Ensuite, une programmation, on choisit déjà qui on va mettre en avant. Nous on demande la parité. Pourquoi on ne pourrait pas enlever les personnes qui sont suspectées le temps de l’instruction par exemple, et on met des femmes à la place pour garantir une égalité de traitement entre les hommes et les femmes dans le milieu théâtral.
Nicola Raccah est l’un des rares hommes à signer un texte de cet ouvrage. C’est assez fort ce qu’il dit de ses propres interrogations sur ce qu’est être un homme accompli. Il explique notamment qu’il a rencontré une forme de courage dont on ne lui avait jamais parlé. Il ne s’agissait pas d’en découdre, vaille que vaille, de conquérir de nouveaux territoires mais de s’enfoncer dans ses propres doutes intérieurs. Vous dites que la peur a changé de camp, mais des réflexions de ce type, est-ce que c’est aussi plein d’espoir ?

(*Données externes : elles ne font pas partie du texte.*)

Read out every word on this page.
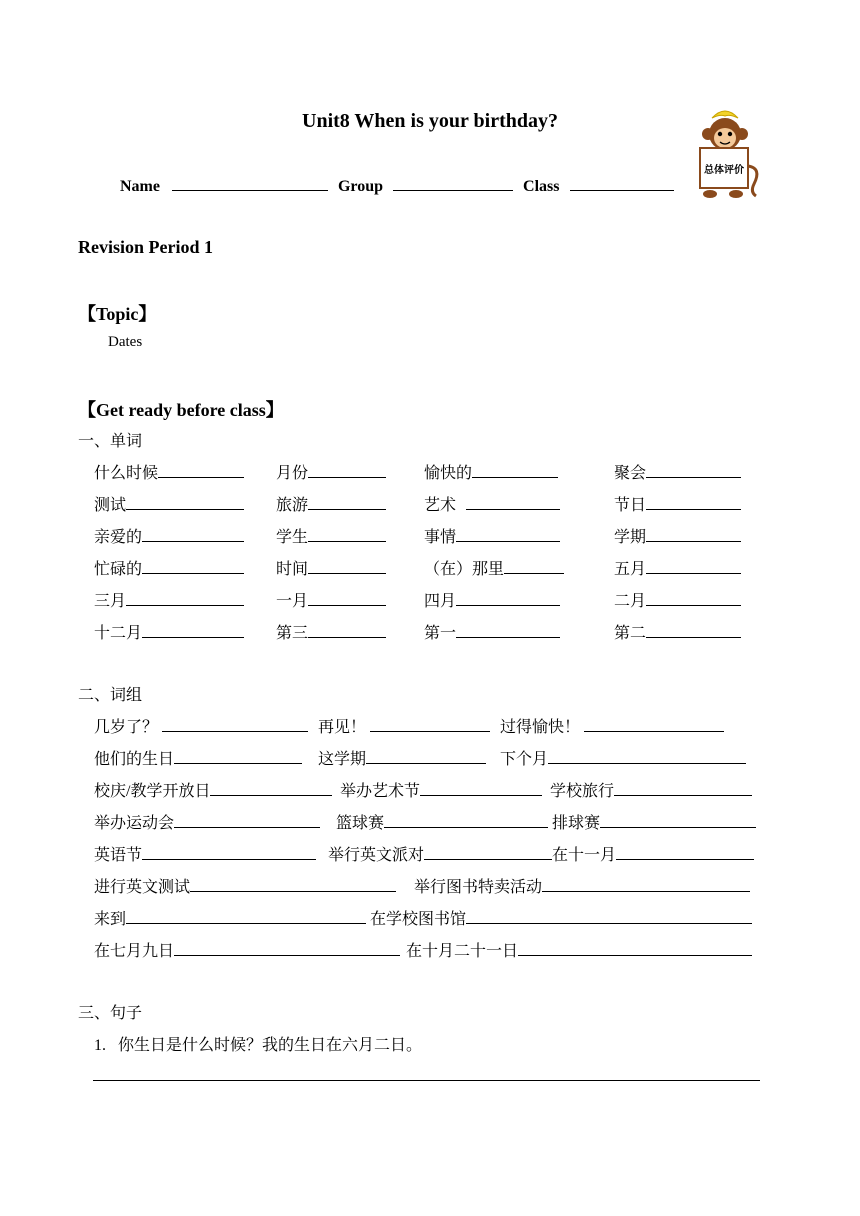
Unit8 When is your birthday?
总体评价
Name	Group	Class
Revision Period 1
【Topic】
Dates
【Get ready before class】
一、单词
什么时候	月份	愉快的	聚会
测试	旅游	艺术	节日
亲爱的	学生	事情	学期
忙碌的	时间	（在）那里	五月
三月	一月	四月	二月
十二月	第三	第一	第二
二、词组
几岁了？	再见！	过得愉快！
他们的生日	这学期	下个月
校庆/教学开放日	举办艺术节	学校旅行
举办运动会	篮球赛	排球赛
英语节	举行英文派对	在十一月
进行英文测试	举行图书特卖活动
来到	在学校图书馆
在七月九日	在十月二十一日
三、句子
1. 你生日是什么时候？我的生日在六月二日。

J’ai vraiment beaucoup d’espoir. La jeune génération connaît tous les concepts que je ne connaissais pas quand j’étais adolescente. Je ne savais pas ce qu’était une agression sexuelle, ce qu’était du harcèlement sexuel. Je pensais que c’était des hommes lourds, ce genre de chose. Mais que la jeune génération puisse déjà se saisir de ce qu’il est possible de faire et ce qui est pénalement répréhensible, ça donne un peu de courage.
J’ai pu avoir des discussions passionnantes avec des hommes comme des femmes pour leur expliquer ce qu’est le droit, ce que c’est que d’avoir été victime de ces agressions-là et j’ai l’impression qu’il y a déjà un changement avec beaucoup plus de sororité. Oui, ça me donne beaucoup d’espoir et on a besoin des alliés hommes parce qu’on ne s’en sortira pas juste entre femmes.
Dénoncer les violences sexistes dans le monde du théâtre, est-ce que cela fragilise ou est-ce que cela donne de la force ?
Moi, ça m’a donné beaucoup de force. Quand j’ai témoigné la première fois, je n’ai pas témoigné pour viol, j’ai témoigné des violences physiques dont j’avais été victime en postant des photos de mes bleus sur les réseaux sociaux. Toute mon année 2021, je n’ai été que dans des procédures judiciaires, où j’avais peur à chaque fois que je témoignais publiquement. Et là, maintenant, je n’ai plus peur.
Et surtout, on est soutenu. Donc ça donne beaucoup de force. Beaucoup de rage aussi. Et cette rage-là, elle permet d’avoir de l’énergie, de combattre et de se soutenir. Et à partir du moment où on a connu les procédures judiciaires, la violence institutionnelle de la justice, on n’a pas envie que ça arrive à d’autres. On a envie de témoigner de ce que c’est que de porter plainte, que d’avoir des expertises psychiatriques, d’être auscultée par un médecin légiste, plein de choses auxquelles on ne pense pas forcément. Et oui, ça donne beaucoup de force.
Et ça m’a appris ce qu’est la sororité. Et j’ai l’impression d’avoir renoué avec toute une partie de l’humanité parce que moi aussi, j’étais dans une forme de misogynie intégrée. Je ne pensais qu’au regard que les hommes pouvaient avoir sur mon travail. Et là, j’ai l’impression qu’on est une vraie meute en fait. Une vraie meute qui veut se protéger les unes les autres. Et ça, c’est vraiment beau.